On last night’s show, the esteemed doctor tackled ovarian cancer and, as usual, brought clarity and understanding to this mysterious disease. He demonstrated – with computer animation – how the disease starts in the small, innocuous ovaries (Stage 1 of the disease when the cure rate is in the 90’s). Then, without notice, it expands though a woman’s body, overtaking surrounding organs and planting cancer cells along the way. Finally, with about 80% of women with the disease, it steals the life if its host.
For years ovarian cancer was called the Silent Killer because there were no studies on early warning signs. But, when women with the condition got organized and started talking about their experience, the overwhelming majority expressed symptoms, even at early stage. Finally, the medical community responded with a scientific study and determined that symptoms, although subtle, were evident in most women with the disease.
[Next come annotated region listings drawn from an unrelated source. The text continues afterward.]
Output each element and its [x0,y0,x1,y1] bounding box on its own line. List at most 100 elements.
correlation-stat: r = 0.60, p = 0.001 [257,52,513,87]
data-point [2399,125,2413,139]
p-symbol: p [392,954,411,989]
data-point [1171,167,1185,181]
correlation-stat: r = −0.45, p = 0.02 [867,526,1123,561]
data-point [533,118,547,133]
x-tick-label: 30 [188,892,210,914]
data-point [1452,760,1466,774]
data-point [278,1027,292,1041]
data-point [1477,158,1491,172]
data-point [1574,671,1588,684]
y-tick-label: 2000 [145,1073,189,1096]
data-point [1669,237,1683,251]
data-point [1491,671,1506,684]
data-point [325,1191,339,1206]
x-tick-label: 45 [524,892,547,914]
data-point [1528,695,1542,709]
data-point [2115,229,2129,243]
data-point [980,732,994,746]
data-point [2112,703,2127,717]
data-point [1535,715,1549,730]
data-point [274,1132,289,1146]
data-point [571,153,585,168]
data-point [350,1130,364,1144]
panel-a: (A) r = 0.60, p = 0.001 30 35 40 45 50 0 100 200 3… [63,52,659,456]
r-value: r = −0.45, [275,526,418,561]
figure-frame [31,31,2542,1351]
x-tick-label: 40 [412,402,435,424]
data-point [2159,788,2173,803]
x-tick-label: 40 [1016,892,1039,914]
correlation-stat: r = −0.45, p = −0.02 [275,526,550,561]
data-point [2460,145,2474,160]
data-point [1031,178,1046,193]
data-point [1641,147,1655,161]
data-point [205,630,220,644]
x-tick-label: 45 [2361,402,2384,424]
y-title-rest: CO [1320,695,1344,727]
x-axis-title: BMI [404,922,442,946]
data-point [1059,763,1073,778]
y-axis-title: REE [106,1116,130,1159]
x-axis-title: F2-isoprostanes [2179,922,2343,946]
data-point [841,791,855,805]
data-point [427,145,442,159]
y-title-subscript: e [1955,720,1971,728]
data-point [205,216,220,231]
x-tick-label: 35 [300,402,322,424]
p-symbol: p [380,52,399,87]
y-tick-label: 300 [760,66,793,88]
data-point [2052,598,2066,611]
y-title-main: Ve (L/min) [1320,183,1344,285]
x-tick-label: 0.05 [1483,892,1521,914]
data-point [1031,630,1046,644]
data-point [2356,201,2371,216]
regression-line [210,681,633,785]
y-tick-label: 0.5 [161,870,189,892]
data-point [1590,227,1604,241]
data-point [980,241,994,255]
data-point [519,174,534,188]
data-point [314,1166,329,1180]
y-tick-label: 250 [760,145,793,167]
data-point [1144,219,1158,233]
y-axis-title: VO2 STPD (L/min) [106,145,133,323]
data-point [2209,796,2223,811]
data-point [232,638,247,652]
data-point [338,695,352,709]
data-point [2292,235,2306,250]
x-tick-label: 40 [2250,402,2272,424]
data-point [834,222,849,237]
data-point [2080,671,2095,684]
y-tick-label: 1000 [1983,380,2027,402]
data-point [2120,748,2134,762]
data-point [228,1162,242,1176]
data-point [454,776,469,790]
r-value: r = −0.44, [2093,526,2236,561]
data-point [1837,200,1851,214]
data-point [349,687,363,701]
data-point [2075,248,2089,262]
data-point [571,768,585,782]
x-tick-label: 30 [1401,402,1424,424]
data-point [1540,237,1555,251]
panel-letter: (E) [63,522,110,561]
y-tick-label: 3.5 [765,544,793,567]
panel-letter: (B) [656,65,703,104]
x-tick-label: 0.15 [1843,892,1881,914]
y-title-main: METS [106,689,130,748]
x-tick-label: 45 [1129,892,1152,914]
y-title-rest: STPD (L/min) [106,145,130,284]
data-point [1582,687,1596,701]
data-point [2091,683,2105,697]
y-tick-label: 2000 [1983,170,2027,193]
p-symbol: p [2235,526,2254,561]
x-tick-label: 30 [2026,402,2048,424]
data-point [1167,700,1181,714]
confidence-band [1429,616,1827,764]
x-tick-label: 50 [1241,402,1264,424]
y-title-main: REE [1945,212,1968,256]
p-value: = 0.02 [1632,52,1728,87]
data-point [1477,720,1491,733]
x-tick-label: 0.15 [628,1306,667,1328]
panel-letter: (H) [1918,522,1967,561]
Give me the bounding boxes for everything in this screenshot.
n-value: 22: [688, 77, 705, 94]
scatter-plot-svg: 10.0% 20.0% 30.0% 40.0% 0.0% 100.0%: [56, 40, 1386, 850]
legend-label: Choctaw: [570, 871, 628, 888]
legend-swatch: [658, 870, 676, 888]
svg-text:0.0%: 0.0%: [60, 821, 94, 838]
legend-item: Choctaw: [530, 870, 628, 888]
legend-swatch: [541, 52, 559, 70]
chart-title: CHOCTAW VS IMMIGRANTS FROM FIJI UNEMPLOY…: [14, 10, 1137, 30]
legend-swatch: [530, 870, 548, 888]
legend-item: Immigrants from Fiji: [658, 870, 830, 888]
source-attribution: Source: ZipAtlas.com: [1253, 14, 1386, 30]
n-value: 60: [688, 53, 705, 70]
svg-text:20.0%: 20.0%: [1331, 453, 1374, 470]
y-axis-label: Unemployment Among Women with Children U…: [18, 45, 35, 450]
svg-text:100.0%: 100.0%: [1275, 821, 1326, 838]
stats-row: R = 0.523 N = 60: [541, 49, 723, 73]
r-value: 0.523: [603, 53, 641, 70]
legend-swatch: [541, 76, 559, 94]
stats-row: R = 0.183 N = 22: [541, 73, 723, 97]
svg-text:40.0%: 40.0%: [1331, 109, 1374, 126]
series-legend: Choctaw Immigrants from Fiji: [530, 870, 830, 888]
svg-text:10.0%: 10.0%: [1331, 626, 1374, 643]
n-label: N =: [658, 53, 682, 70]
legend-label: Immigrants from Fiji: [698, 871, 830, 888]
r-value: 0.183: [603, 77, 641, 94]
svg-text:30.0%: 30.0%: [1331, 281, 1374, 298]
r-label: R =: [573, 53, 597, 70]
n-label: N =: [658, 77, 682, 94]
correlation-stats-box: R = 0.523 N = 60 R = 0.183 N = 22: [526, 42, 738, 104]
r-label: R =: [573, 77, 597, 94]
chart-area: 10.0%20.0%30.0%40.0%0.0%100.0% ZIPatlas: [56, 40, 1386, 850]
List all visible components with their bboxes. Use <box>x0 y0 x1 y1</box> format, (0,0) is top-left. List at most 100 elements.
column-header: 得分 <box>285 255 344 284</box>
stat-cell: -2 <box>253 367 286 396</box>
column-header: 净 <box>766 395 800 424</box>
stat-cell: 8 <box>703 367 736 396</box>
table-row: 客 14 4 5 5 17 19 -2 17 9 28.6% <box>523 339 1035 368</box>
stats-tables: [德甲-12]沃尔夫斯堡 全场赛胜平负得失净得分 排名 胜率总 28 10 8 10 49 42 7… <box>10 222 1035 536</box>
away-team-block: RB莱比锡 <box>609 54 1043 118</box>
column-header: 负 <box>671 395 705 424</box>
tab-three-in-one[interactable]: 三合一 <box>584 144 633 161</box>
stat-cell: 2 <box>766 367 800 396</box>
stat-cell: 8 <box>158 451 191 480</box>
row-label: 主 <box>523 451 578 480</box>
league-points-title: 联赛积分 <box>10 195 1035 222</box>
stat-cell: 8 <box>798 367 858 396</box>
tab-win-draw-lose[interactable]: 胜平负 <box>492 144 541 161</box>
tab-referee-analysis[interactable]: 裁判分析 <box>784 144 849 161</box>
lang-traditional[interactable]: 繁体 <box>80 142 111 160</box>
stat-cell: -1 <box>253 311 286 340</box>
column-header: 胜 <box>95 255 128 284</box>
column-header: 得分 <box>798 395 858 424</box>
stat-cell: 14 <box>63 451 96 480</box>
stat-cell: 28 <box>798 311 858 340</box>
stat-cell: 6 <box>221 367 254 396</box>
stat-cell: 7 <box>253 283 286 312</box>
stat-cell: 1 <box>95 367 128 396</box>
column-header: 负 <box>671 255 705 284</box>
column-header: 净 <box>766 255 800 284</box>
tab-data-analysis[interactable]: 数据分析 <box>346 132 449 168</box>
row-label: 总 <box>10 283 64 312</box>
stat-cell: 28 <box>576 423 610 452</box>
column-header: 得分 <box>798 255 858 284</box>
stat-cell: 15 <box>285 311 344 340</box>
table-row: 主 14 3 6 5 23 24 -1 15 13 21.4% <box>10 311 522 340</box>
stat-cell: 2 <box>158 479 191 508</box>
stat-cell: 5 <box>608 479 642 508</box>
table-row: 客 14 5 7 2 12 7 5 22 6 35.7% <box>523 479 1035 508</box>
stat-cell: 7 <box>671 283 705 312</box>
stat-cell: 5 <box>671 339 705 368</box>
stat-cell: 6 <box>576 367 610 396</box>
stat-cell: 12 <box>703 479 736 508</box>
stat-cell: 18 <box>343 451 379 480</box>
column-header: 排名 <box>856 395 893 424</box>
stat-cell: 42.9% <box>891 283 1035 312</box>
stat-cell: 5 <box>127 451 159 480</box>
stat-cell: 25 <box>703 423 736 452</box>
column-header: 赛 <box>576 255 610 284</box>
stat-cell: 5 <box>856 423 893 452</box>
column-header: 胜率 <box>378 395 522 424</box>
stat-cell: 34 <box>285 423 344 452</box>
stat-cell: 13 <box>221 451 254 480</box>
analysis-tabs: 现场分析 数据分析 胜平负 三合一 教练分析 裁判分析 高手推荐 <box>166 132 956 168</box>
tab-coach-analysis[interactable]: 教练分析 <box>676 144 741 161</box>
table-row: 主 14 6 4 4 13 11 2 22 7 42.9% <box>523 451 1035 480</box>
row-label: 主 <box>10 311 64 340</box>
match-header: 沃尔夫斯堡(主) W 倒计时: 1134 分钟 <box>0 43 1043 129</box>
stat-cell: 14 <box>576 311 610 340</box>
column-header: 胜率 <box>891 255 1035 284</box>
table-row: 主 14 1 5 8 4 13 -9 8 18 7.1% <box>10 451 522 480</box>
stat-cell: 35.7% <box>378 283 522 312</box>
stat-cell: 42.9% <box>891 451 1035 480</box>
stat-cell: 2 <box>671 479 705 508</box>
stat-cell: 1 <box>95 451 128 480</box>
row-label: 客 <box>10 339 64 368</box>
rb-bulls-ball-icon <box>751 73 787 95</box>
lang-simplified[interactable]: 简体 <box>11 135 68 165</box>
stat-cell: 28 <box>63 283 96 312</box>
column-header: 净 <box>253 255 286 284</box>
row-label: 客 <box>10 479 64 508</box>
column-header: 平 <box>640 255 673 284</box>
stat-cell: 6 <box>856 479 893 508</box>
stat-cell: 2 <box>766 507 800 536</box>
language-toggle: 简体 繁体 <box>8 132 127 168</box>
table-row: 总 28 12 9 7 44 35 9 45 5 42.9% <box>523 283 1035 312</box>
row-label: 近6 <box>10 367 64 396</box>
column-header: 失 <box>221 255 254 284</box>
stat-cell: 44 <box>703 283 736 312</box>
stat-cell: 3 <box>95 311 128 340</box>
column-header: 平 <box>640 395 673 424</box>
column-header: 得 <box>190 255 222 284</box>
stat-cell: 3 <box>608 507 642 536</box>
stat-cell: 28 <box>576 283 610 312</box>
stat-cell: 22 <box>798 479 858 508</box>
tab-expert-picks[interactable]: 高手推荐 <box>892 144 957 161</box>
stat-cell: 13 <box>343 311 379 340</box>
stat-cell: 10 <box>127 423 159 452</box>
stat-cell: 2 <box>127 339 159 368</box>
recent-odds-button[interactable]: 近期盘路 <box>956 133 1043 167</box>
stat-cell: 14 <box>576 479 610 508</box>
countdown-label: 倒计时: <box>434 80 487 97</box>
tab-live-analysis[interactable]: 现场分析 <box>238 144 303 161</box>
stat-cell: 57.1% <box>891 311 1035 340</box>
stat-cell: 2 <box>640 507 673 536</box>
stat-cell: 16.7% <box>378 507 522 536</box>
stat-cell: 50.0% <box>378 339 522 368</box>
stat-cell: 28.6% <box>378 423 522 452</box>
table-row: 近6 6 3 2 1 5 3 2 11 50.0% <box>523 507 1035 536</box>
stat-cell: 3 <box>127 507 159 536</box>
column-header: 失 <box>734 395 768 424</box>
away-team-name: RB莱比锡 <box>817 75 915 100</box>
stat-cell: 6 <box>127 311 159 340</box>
And yet, most women are still misdiagnosed and about 30% (according to Oz) are on treatments for the wrong problem – some losing precious time while the disease continues to spread.
Dr. Oz repeated the symptoms over and over so that women who experience them will remember and will seek resolution. So, here they are once again:
--Urinary Urgency or Frequency
--Digestive Problems, such as unexplained fullness or constipation or gas
The program stressed that women should not panic if they have these symptoms because, quite frankly, who doesn’t have them from time to time? But if they are new for you and they are persistent for more than a couple of weeks, you should see a gynecologist.